Уилсон принял Когана и Авракотоса за письменным столом рядом с огромной картой мира, занимавшей целую стену в его рабочем кабинете. Он сразу же перешел к делу и осведомился, когда Агентство собирается начать поставки зениток. У руководителя отдела была для него плохая новость: «предварительные исследования» показали, что «Эрликоны» слишком тяжелые, и афганцы просто не смогут разместить их на такой высоте, где эти орудия смогут оказаться полезными. Еще большую проблему представляли боеприпасы. Для перевозки понадобятся тысячи мулов, и в итоге Агентству придется отдельно заняться разведением и транспортировкой животных. Уилсон вспоминает, что, по словам Когана, для регулярного снабжения одного «Эрликона» в течение года должно было понадобиться не менее двухсот мулов.

Коган подчеркнул строго секретный характер их совещания. Другой конгрессмен мог бы оробеть, но Уилсон проштудировал оружейные справочники и посоветовался с Эдом Лутваком, своим экспертом по оружию. Он знал, что Агентство уже поставляет моджахедам тяжелые пулеметы калибра 14,5 миллиметров советского производства, весившие больше «Эрликонов». В чем же проблема?

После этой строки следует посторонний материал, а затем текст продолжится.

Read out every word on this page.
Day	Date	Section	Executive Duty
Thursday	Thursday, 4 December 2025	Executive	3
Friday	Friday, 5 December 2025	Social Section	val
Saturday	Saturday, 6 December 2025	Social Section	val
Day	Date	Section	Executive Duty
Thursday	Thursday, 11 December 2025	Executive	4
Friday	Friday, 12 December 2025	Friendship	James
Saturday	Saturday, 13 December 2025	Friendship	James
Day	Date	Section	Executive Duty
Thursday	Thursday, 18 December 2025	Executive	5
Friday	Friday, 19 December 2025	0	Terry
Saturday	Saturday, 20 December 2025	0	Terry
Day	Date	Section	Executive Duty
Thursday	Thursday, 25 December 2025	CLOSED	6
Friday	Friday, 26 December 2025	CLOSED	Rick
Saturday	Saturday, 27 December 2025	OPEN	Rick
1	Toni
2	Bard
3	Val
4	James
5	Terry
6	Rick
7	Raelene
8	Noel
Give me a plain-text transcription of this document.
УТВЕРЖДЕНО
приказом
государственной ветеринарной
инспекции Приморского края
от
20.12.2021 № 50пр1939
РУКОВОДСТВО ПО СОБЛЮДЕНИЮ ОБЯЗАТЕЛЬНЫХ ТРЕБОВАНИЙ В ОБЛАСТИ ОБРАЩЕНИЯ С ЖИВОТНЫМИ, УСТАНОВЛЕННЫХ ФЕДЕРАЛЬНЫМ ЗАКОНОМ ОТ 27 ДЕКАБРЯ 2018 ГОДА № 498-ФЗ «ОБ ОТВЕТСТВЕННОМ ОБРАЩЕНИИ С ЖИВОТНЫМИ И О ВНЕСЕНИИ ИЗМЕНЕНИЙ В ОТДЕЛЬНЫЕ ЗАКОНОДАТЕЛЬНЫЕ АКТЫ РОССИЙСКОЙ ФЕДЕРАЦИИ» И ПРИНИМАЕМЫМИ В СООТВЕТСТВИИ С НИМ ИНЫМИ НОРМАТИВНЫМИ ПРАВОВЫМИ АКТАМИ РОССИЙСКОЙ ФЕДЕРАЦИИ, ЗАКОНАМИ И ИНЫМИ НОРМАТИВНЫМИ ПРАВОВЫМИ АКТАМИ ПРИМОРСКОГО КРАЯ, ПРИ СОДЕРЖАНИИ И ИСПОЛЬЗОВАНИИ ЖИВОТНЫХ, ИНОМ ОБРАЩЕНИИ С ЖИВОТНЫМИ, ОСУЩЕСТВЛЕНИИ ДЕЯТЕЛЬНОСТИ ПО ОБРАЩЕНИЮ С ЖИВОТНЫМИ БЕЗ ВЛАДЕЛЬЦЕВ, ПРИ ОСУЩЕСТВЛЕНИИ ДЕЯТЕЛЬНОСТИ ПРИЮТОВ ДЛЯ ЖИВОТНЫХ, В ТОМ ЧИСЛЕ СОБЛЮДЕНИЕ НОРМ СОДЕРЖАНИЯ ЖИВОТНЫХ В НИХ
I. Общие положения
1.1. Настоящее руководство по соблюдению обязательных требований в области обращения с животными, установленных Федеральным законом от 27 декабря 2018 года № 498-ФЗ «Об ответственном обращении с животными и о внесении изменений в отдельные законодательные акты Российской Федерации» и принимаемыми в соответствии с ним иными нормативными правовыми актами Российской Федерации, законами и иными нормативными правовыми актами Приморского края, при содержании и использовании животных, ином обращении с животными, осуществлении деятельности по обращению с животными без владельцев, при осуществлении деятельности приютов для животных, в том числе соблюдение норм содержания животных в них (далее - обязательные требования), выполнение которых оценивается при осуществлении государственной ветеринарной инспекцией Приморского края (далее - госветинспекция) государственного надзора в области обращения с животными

Коган переключился на другую передачу: главная проблема заключается в сертификатах конечного пользователя. Швейцарцы, с их трепетным отношением к своему нейтралитету, будут скомпрометированы, если СССР загонит их в угол и потребует узнать, кто заплатил за орудия. Американское прикрытие будет уничтожено, что приведет к кошмарным последствиям.

Уилсон заявил, что это пустой аргумент. Имея двадцать тысяч сотрудников, ЦРУ в состоянии осуществить простую операцию по маскировке и спрятать концы в воду. Он требовал конкретного ответа, а Коган просто не хотел прямо говорить ему, что не собирается покупать зенитки.

«Хорошо, тогда как насчет четырех миллионов, которые мы выделили на теплую обувь? — презрительно спросил Уилсон. — Ни один чертов ботинок так и не ушел по назначению. Насколько мне известно, на прошлой неделе было восемьдесят два случая обморожения. Вам нужны сертификаты конечного пользователя, чтобы поставлять обувь, мистер Кобурн?»

Авракотос сидел тихо и с удовольствием наблюдал, как конгрессмен устраивает форменный разнос его боссу, к которому все остальные относились с огромным почтением. В течение следующих нескольких месяцев, пока Коган продолжал чинить препятствия Уилсону, Чарли стал считать его лично ответственным за гибель моджахедов в горах Афганистана. «Меня интересует, сможем ли мы сбивать эти вертолеты, Кобурн, — заявил он в конце встречи, — и мне наплевать, ранит ли это ваши чувства, или нет. Я не остановлюсь ни перед чем».

* * *

Пока Уилсон воевал с Коганом, Джоанна Херринг находилась в затруднительном положении. Ее грандиозные планы внезапно оказались в опасности. Она организовала прием, который должен был сделать ее политический салон новым явлением в светской жизни, но, к ее ужасу, большинство известных людей, на которых она рассчитывала, под разными предлогами отказались прийти. Прием назывался «Добро пожаловать в Вашингтон» и формально преподносился как торжественный ужин в честь принца Бандара, блестящего пилота истребителя, получившего боевую подготовку в США, который тогда был послом Саудовской Аравии в Соединенных Штатах. Джоанна была знакома с Бандаром со времен его летной подготовки в Техасе, когда он посещал ее вечеринки в Ривер-Оукс. С тех пор принц успел жениться на дочери короля Фахда и по всем признакам приобрел статус приемного сына саудовского монарха.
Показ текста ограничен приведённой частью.